Kebudayaan melayu merupakan salah satu pilar penopang kebudayaan nasional Indonesia khususnya dan kebudayaan dunia umumnya, di samping aneka budaya lainnya. Budaya Melayu tumbuh subur dan kental di tengah-tengah masyarakat Indonesia. Budaya melayu identik dengan agama, bahasa, dan adat-istiadat. Pada dasarnya tiap kebudayaan mempunyai tiga wujud, seperti yang diklasifikasikan oleh koentjaranigrat bahwa kebudayaan mempunyai tiga wujud, yaitu ide, aktivitas, dan artefak.

Dalam Sambutannya, Kepala OR Arbastra, Herry Jogaswara menyampaikan, diskusi kemelayuan dalam konteks arkeologi prasejarah dan sejarah dengan kemelayuan Indonesia dalam konteks politik, budaya manuskrip, dan sebagainya. Satu hal penting dalam perspektif arkelogi yaitu melihat relasi kemelayuan dan keindonesian. Arkeologi tentu berbasis material, maka harus kuat, mulai dari permukiman yang bisa memperlihatkan kemelayuan dalam relasi keindonesiaan maupun nusantara.

Kemelayuan sangat menarik, wilayah melayu tidak hanya kultural. Mereka mempunyai grup diskusi yang memperbincangkan suatu bahasan, seperti reog ponorogo. Masalahnya bukan klaim namun bagaimana sebuah tradisi dan seni yang kemudian punya akar budaya nusantara yang kuat. Selama ini ada pendapat, misalnya negara lain bisa mengklaim. Klaim itu misalnya reog di Malaysia yang hidup dalam kumunitas. Namun apakah diaspora bisa klaim tersebut ada di manuskrip dan prasasti, sehingga otentisititas bisa dipertangungjawabkan?

Herry berharap, diskusi dapat memberi pengayaan pengetahuan terkini bagi relasi kemelayuan dan keindonesiaan. Anggapannya, kemelayuan bisa hadir di pulau-pulau besar yang saling berinteraksi dengan budaya lokal. Otensitasi keaslian kemelayuan bertemu budaya lokal sehingga ada definisi kemelayuan timur dan lainnya.

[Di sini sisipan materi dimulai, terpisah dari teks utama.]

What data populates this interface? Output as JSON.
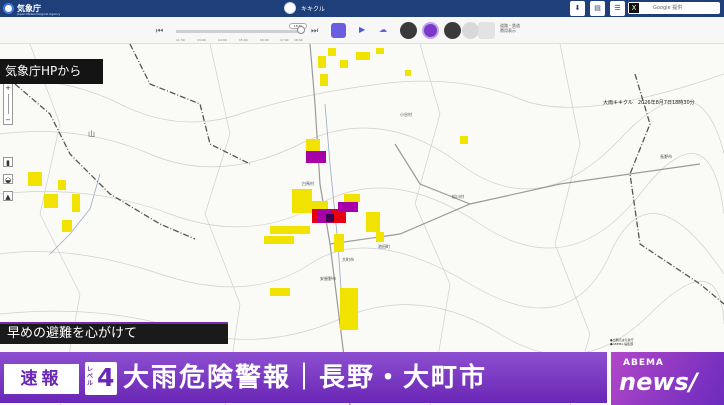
{
  "header": {
    "logo_text": "気象庁",
    "logo_sub": "Japan Meteorological Agency",
    "title": "キキクル",
    "search_placeholder": "Google 提供",
    "x_label": "X"
  },
  "toolbar": {
    "current_time": "18:30",
    "time_ticks": [
      "11:30",
      "13:00",
      "14:00",
      "15:00",
      "16:00",
      "17:00",
      "18:00"
    ],
    "legend_note": [
      "道路・鉄道",
      "費用表示"
    ]
  },
  "map": {
    "stamp": "大雨キキクル　2026年8月7日18時30分",
    "place_labels": [
      "白馬村",
      "大町市",
      "池田町",
      "安曇野市",
      "松川村",
      "小谷村",
      "長野市",
      "山"
    ],
    "credit": "気象庁HPから",
    "colors": {
      "yellow": "#f2e200",
      "red": "#e60012",
      "purple": "#a800a8",
      "darkpurple": "#3b0050"
    },
    "fineprint": [
      "●出典元は気象庁",
      "●ABEMA 編集部"
    ]
  },
  "caption": {
    "advice": "早めの避難を心がけて",
    "breaking": "速報",
    "level_word": "レベル",
    "level_num": "4",
    "headline": "大雨危険警報｜長野・大町市"
  },
  "brand": {
    "line1": "ABEMA",
    "line2": "news/"
  }
}
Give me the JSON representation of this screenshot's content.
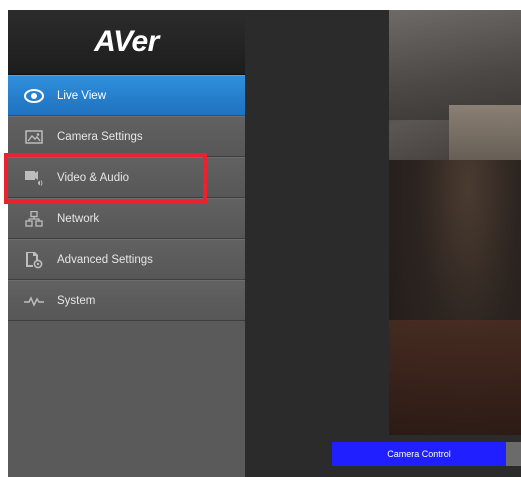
{
  "app": {
    "logo_text": "AVer"
  },
  "sidebar": {
    "items": [
      {
        "label": "Live View",
        "icon": "eye-icon",
        "active": true
      },
      {
        "label": "Camera Settings",
        "icon": "image-icon",
        "active": false
      },
      {
        "label": "Video & Audio",
        "icon": "video-audio-icon",
        "active": false
      },
      {
        "label": "Network",
        "icon": "network-icon",
        "active": false
      },
      {
        "label": "Advanced Settings",
        "icon": "advanced-settings-icon",
        "active": false
      },
      {
        "label": "System",
        "icon": "pulse-icon",
        "active": false
      }
    ]
  },
  "main": {
    "control_label": "Camera Control"
  },
  "colors": {
    "active_nav": "#1f72bf",
    "highlight_box": "#e8232f",
    "control_bar": "#1f1fff"
  }
}
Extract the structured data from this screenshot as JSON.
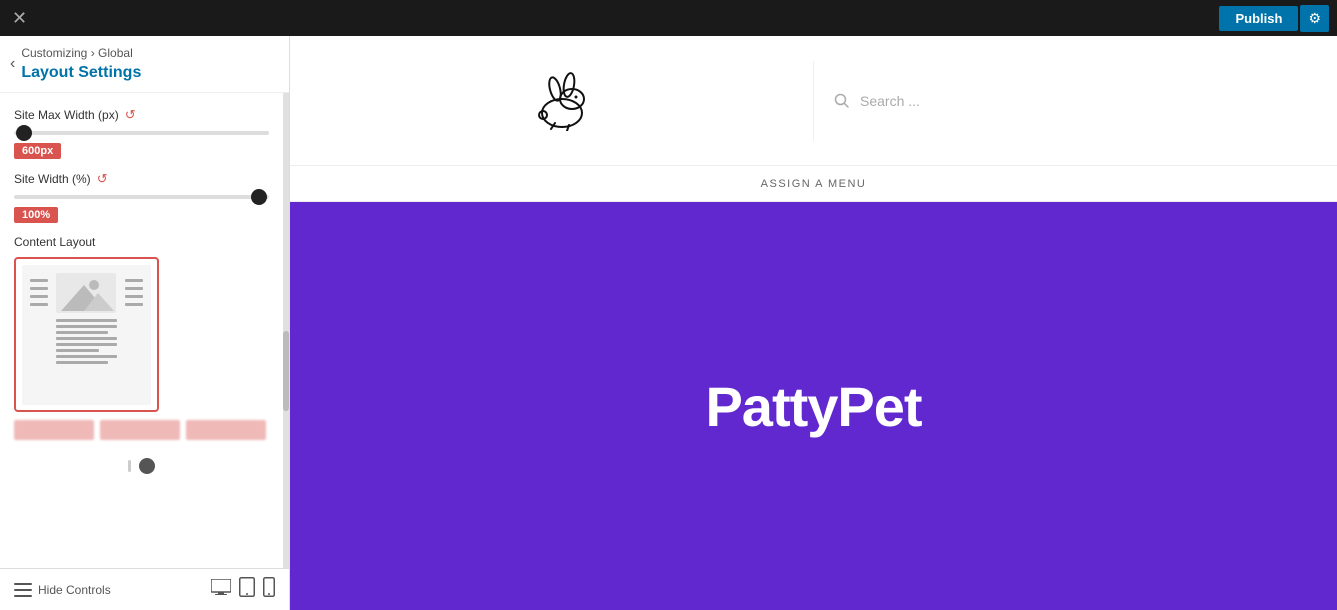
{
  "topbar": {
    "close_icon": "✕",
    "publish_label": "Publish",
    "gear_icon": "⚙"
  },
  "sidebar": {
    "back_icon": "‹",
    "breadcrumb": "Customizing",
    "breadcrumb_separator": "›",
    "breadcrumb_section": "Global",
    "section_title": "Layout Settings",
    "site_max_width_label": "Site Max Width (px)",
    "site_max_width_value": "600px",
    "site_width_label": "Site Width (%)",
    "site_width_value": "100%",
    "content_layout_label": "Content Layout",
    "refresh_icon": "↺",
    "hide_controls_label": "Hide Controls",
    "footer_icons": [
      "desktop",
      "tablet",
      "mobile"
    ]
  },
  "preview": {
    "search_placeholder": "Search ...",
    "assign_menu_text": "ASSIGN A MENU",
    "hero_title": "PattyPet",
    "hero_bg_color": "#6128D0"
  }
}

Sarjiyanto membahas terkait keberadaan etnis melayu dan pengaruhnya di kepulauan Banda, Maluku Tengah abad 16-19. Sarjiyanto mengungkapkan, Melayu di Kepulauan Banda telah hadir sejak abad ke-15 Masehi, bahkan sebelum masuknya bangsa Eropa. “Hal tersebut dapat dibuktikan dengan adanya penggunaan bahasa Melayu dalam komunikasi masyarakat setempat, penamaan tempat atau topomini yang dipengaruhi oleh budaya Melayu, masjid dan makam kuno, hingga penggunaan gelar datuk di tengah-tengah masyarakat di Kepulauan Banda,” tegas Sarjiyanto.

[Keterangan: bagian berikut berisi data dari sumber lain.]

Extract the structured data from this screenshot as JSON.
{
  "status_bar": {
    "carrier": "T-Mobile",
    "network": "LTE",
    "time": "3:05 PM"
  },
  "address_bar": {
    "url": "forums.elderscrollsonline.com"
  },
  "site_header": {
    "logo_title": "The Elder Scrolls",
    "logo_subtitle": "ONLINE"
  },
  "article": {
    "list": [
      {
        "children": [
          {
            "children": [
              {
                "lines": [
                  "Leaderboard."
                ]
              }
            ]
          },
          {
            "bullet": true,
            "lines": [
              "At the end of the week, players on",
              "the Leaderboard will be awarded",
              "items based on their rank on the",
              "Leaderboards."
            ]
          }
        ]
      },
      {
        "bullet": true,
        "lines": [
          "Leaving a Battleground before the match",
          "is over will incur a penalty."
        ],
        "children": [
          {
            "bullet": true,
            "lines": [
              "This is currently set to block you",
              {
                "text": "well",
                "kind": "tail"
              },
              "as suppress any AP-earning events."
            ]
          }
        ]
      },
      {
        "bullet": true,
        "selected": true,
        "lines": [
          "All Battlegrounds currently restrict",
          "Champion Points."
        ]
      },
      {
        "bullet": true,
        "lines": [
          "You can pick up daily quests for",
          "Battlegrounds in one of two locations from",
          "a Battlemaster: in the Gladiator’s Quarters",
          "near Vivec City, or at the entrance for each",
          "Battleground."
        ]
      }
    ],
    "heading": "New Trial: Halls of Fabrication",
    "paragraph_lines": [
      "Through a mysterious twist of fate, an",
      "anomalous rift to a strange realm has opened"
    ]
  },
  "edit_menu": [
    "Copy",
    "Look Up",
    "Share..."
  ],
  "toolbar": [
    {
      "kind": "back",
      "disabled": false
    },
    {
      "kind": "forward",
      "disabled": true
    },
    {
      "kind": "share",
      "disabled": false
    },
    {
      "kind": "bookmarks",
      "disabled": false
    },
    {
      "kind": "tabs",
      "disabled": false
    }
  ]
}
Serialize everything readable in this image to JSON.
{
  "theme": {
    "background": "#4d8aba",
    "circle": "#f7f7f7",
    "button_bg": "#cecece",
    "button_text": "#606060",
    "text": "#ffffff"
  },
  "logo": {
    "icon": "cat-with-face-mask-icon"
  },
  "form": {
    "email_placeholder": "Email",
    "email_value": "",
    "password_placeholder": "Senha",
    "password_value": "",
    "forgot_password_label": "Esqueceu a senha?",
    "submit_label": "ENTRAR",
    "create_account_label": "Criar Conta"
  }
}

Ia menyampaikan kepulauan Banda dengan kelebihannya pada tanaman rempah dan pala. Ini mengundang pedagang asing berdatangan untuk mencari komoditi dari sumber aslinya. Sebelum kedatangan bangsa Eropa pada tahun 1599, orang-orang Melayu telah berlayar dan berdagang dari pusat perdagangan di ujung barat Melaka hingga ujung timur Maluku. Pada awal abad ke-16 Tome Pires mencatat, pedagang Jawa dan Melayu berhenti di Sumbawa dan Bima untuk mendapatkan kain lokal untuk pasar di Maluku.

Bukti pengaruh budaya melayu di Banda di antaranya penggunaan bahasa melayu dalam berkomunikasi, penamaan tempat, penyebaran ajaran islam, penggunaan istilah atau kata melayu, serta penamaan nama tempat pengolahan pala. Etnis Melayu banyak mempengaruhi secara budaya dan religi di wilayah Maluku umumnya dan Banda khususnya. Secara umum bahasa Melayu penyumbang besar terbentuknya bahasa Indonesia.

Sementara, Amrullah membahas masyarakat dan permukiman melayu di Sulawesi Selatan tahun 1600-1800. Ia mengatakan, ada banyak pemukiman Melayu yang tersebar pada beberapa wilayah di Sulawesi Selatan yang hadir karena adanya aktivitas perdagangan rempah.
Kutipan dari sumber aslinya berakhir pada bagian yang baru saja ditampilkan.